To ensure that the voices of affected under-represented communities are central to this planning grant, “the stakeholder engagement process is crafted in a manner that prioritizes and enables robust co-development of ideas, processes, and strategies,” said José Meléndez, assistant professor of planning in UO’s School of Planning, Public Policy, and Management and co-principal investigator on the project. “By running what is known as a Change Lab participatory planning process, we will center issues of power, access, and equity when engaging underserved and underrepresented communities.”
The planning grant will lay the groundwork for a Type-2 grant from NSF, which, if awarded, could be as much as $160 million over 10 years. That funding would take the strategic framework the collaborators are developing and create an engine to grow the mass timber ecosystem of public-private partnerships.
“The strategic planning will involve working with a variety of interest groups, including people in the forestry industries, sawmill plants, panel producers, fabricators, contractors, architects and engineers, workforce training development agencies, and both rural and urban communities with underserved populations” Sheine said. “A robust ecosystem could create jobs in harvesting, manufacturing and construction, and produce desperately needed affordable housing.”

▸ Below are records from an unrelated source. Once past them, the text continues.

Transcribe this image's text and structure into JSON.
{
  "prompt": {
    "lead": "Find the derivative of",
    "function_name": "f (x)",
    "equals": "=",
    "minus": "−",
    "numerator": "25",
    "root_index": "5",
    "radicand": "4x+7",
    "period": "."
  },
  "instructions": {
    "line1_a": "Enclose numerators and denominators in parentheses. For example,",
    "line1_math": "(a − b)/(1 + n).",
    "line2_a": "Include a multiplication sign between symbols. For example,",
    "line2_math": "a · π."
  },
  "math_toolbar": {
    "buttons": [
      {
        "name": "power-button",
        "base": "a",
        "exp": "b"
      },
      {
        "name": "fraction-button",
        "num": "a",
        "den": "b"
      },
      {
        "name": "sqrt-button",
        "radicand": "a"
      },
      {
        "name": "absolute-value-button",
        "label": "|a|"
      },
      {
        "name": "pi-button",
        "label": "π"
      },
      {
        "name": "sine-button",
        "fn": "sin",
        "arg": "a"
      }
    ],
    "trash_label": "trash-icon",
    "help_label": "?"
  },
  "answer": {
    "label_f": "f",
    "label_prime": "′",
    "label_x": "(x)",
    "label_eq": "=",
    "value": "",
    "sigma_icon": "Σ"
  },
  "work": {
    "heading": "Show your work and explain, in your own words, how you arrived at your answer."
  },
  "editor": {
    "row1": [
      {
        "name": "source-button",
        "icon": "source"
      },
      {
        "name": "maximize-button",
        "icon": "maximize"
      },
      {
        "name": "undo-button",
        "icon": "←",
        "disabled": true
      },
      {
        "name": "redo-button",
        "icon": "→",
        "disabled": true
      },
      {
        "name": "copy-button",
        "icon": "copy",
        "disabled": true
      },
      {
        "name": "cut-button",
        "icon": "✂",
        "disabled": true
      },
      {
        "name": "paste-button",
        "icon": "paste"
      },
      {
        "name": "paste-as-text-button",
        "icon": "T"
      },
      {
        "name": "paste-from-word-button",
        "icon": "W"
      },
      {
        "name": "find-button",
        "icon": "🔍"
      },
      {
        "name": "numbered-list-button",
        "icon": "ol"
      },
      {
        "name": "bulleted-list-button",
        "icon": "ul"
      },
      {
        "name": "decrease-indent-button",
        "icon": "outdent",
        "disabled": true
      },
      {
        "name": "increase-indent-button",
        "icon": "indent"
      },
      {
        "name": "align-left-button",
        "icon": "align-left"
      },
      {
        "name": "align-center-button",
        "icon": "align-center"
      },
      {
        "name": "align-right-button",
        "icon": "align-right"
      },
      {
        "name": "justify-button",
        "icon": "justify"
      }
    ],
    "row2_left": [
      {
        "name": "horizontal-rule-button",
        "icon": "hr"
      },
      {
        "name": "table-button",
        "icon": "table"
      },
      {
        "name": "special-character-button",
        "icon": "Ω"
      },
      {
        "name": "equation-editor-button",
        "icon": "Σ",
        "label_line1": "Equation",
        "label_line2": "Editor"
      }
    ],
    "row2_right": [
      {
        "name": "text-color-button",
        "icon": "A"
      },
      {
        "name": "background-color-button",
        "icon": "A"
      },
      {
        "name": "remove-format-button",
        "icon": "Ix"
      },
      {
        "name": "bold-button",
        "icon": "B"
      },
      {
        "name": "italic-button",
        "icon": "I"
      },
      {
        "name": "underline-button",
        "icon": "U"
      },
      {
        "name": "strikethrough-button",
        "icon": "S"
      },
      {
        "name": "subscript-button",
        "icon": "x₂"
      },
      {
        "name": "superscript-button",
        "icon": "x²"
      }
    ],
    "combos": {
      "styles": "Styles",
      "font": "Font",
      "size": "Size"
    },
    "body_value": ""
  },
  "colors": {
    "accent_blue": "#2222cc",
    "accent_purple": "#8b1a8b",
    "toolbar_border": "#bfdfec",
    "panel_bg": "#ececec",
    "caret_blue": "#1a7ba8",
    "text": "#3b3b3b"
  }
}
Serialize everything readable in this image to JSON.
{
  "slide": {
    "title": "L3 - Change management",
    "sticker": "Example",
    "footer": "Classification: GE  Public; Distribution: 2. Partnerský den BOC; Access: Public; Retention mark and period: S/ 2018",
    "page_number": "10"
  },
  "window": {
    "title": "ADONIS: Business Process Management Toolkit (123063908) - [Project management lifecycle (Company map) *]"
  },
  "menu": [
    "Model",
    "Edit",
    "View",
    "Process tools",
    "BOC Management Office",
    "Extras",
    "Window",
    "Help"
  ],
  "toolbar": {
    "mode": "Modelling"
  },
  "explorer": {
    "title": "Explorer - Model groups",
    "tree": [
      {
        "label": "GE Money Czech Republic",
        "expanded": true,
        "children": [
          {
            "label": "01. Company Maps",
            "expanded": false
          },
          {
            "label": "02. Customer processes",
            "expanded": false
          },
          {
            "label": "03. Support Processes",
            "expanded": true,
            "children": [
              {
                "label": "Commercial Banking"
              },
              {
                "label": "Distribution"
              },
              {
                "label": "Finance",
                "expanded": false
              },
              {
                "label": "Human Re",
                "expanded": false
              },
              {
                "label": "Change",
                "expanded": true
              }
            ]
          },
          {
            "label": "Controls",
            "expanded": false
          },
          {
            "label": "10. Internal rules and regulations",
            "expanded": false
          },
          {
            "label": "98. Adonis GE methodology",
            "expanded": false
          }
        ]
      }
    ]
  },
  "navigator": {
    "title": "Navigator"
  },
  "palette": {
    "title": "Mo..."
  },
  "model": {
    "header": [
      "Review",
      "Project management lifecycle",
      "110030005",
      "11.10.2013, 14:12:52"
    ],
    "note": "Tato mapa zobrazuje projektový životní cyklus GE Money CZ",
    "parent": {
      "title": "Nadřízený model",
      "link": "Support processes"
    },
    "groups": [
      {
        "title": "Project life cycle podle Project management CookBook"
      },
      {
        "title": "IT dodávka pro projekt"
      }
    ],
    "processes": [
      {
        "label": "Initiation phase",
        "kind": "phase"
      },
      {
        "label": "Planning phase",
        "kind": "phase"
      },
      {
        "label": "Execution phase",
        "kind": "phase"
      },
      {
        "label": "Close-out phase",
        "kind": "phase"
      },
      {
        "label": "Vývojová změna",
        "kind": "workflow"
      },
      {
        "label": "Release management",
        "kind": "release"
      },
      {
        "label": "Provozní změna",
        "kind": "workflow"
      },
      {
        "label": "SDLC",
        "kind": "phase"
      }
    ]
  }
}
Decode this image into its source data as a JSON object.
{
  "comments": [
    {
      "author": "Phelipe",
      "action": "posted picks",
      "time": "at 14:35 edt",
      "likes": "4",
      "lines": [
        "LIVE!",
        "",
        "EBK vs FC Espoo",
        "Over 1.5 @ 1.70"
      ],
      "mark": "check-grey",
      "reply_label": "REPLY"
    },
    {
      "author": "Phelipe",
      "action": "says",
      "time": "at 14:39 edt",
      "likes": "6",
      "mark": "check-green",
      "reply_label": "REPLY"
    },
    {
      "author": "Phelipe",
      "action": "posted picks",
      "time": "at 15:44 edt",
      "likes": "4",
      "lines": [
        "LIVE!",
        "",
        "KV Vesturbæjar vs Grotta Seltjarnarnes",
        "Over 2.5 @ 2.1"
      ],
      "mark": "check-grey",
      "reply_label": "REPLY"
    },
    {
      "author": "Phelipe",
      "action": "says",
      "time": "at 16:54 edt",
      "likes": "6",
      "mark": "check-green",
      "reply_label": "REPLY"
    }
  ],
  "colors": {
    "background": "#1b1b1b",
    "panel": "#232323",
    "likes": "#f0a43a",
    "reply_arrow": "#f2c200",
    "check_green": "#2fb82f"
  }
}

A Strong Foundation for Relationships
The engine grant is complementary to the work the TDI researchers are doing as part of the Oregon Mass Timber Coalition’s grant from the Build Back Better Regional Challenge, sponsored by the U.S. Department of Commerce’s Economic Development Administration. Those funds, which were announced in September 2022, are directed at UO’s new Oregon Acoustic Research Laboratory, a fire testing chamber at OSU, affordable housing prototyping and testing for factory production, and a “Smart Forestry” research program that addresses environmental stewardship, supply chain mapping and workforce development.
Through a combination of university collaboration, community involvement in planning, and private investment, the mass timber regional innovation engine stands to not only reenergize the timber economy of the Pacific Northwest region, but also facilitate rural renewal and sustainable urban growth as well.
— By Kelley Christensen, Office of the Vice President for Research and Innovation
*With apologies to poet Douglas Malloch.